Insight Focus

Germany cancelled 12.3 million EUAs from the 2025-2030 auction reserve due to the closure of two coal plants. While cancellation is voluntary for EU member states, further removals could add to market tightness after 2027.

Germany Cancels EUAs

Germany will voluntarily cancel 12.3 million EU carbon allowances between 2025 and 2030 to reflect the permanent closure of two coal-fired power plants, the European Commission reported last week.

The cancellations are the first such reduction in EU Allowance supply under a new regime that allows EU member states to reduce EUA supply as more coal units are closed and demand falls. According to one estimate, as many as 2 billion surplus EUAs could be generated through these closures.

The process is entirely voluntary. The EU regulation “provides the possibility for, and strongly encourages Member States to cancel allowances from their auction volumes in the event of closure of electricity generation capacity in their territory.”

Equally, countries that choose not to cancel EUAs after the plant closures are required to notify the Commission of their reasons.

Closures Account for 25 Million Tonnes

According to the Commission document, the cancellations have been made after RWE shut one unit representing about 13% of capacity at its Neurath plant in April 2022, followed by its Frechen unit in December 2022. The entire Neurath facility reported emissions of more than 24 million tonnes in 2022 while Frechen reported just under 1 million tonnes.

The cancelled allowances have already been transferred into the Market Stability Reserve, so no adjustments will be needed to future supply, but other countries are expected to make similar adjustments as more coal plants are shut.

The power sector receives no allowances free of charge under the EU ETS, and utilities are required to buy the necessary EUAs either in daily auctions or in the secondary market.

The total number of EUAs sold at auction each year is calibrated to reflect the likely demand from power generators and those industrials that receive less than 100% of their emissions in freely allocated allowances.

Coal Phases Out 

According to analysis by the Beyond Fossil Fuels project, 23 European states (including the UK) have committed to phase out coal by the end of this decade, while 10 have never generated power using coal. Bulgaria, Romania, Croatia, Czechia and Slovenia have all set deadlines for after 2030, while neighbouring countries Kosovo and Turkey have not set any end date for the use of coal.

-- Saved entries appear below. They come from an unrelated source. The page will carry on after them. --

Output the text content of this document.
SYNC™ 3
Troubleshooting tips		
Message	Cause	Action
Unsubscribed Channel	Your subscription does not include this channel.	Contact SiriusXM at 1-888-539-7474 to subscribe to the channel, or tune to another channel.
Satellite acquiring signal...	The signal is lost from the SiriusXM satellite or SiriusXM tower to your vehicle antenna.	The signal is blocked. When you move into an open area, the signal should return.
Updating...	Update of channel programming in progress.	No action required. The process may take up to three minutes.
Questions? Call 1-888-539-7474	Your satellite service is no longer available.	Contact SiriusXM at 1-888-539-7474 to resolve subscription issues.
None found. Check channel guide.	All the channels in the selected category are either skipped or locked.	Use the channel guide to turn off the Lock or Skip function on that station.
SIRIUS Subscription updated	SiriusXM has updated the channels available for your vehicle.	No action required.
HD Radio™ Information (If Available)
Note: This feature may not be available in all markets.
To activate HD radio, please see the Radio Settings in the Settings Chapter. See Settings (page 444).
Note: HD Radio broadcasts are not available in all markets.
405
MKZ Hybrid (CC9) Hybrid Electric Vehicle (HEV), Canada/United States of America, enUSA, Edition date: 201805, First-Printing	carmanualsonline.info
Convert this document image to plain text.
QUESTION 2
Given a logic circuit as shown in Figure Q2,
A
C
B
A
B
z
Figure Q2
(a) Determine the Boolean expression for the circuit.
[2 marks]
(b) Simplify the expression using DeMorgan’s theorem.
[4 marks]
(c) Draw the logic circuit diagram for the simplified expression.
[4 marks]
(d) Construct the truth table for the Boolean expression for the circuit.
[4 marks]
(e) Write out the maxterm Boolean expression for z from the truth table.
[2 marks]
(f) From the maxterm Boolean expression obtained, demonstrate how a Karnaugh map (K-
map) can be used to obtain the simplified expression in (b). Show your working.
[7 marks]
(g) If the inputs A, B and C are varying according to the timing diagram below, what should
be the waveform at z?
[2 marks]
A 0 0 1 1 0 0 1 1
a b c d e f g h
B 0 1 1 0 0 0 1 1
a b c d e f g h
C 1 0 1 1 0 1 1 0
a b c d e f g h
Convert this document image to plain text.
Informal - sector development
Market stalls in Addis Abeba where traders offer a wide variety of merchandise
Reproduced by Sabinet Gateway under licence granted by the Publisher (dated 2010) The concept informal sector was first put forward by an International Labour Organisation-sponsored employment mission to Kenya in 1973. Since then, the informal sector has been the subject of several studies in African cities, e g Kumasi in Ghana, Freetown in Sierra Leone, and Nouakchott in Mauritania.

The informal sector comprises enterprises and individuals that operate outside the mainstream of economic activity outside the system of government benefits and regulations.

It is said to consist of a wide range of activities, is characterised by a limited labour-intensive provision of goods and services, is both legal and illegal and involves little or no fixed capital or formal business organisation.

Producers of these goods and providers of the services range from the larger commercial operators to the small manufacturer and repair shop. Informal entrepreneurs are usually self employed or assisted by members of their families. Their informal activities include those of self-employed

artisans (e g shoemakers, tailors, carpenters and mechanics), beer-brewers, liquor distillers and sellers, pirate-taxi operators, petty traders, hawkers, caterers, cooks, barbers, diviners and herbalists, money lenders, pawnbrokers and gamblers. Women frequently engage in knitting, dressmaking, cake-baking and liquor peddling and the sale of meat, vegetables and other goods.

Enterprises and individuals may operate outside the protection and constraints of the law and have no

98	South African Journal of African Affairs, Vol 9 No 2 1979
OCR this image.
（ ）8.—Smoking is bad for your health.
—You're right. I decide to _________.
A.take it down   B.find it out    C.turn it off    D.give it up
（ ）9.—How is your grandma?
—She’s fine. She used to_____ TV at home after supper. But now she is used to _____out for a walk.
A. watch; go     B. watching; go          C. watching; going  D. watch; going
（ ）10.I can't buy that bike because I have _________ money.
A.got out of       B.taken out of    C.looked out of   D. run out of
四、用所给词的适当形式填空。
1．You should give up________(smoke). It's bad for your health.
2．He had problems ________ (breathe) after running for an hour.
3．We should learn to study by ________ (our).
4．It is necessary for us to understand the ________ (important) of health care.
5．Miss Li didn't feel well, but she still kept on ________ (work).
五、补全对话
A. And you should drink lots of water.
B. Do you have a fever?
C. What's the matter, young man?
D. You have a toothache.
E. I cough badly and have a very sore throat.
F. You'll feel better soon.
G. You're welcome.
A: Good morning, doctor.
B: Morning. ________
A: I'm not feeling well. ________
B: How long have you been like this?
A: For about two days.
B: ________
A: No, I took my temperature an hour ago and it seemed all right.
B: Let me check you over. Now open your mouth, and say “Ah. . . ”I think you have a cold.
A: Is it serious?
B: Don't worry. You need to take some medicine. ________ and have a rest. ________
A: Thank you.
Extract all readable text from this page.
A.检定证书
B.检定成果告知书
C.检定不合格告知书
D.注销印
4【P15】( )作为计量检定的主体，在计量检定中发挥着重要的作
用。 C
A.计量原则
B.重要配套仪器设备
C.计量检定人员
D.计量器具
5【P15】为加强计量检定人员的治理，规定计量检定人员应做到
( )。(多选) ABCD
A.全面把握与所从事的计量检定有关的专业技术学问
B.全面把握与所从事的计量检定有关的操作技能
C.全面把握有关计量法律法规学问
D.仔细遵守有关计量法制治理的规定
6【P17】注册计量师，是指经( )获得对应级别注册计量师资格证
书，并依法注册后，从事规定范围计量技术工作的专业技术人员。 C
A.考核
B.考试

A study by the Carbon Market Watch group in 2019 found that coal plant closures between 2021 and 2030 could generate more than 2 billion surplus EUAs in the market unless member states cancel these EUAs from their auction reserves.

Electricity generated by burning fossil fuels fell by 21% in 2023, after two years of single digit increases amid the energy supply crisis triggered by Russia’s invasion of Ukraine. Over the same three-year period renewable energy output has climbed by more than 10%.

Market participants say that the speed at which fossil electricity has shrunk has taken the market by surprise and was a key factor in the nearly 50% slump in allowance prices, along with a drop in industrial demand for power. 

MSR Removes Excess Supply

The rapid drop in fossil demand means the Market Stability Reserve will continue to operate through to 2030, analysts predict, as it continues to soak up excess supply.

This year’s MSR withdrawal is likely to be a little more than 200 million tonnes, the smallest cut since the mechanism launched in 2019, but it will be larger in future years as the system eats into the additional supply generated by the REPowerEU initiative. 

But further voluntary EUA cancellations could help drain the oversupply over time – although it’s a question of both if, and when, national governments make the commitment to cut supply.

Conversely, they might choose to wait until late in the decade, to ensure that there has been sufficient supply for industry in the run-up to 2030, yet potentially draining the market of auction supply when it’s most needed.

Analysts expect supply to tighten significantly from 2027 as the REPowerEU programme comes to an end. Member states have brought forward auction volumes that were scheduled for sale in 2027-2030, slashing supply by more than 250 million EUAs in the last four years of the current phase.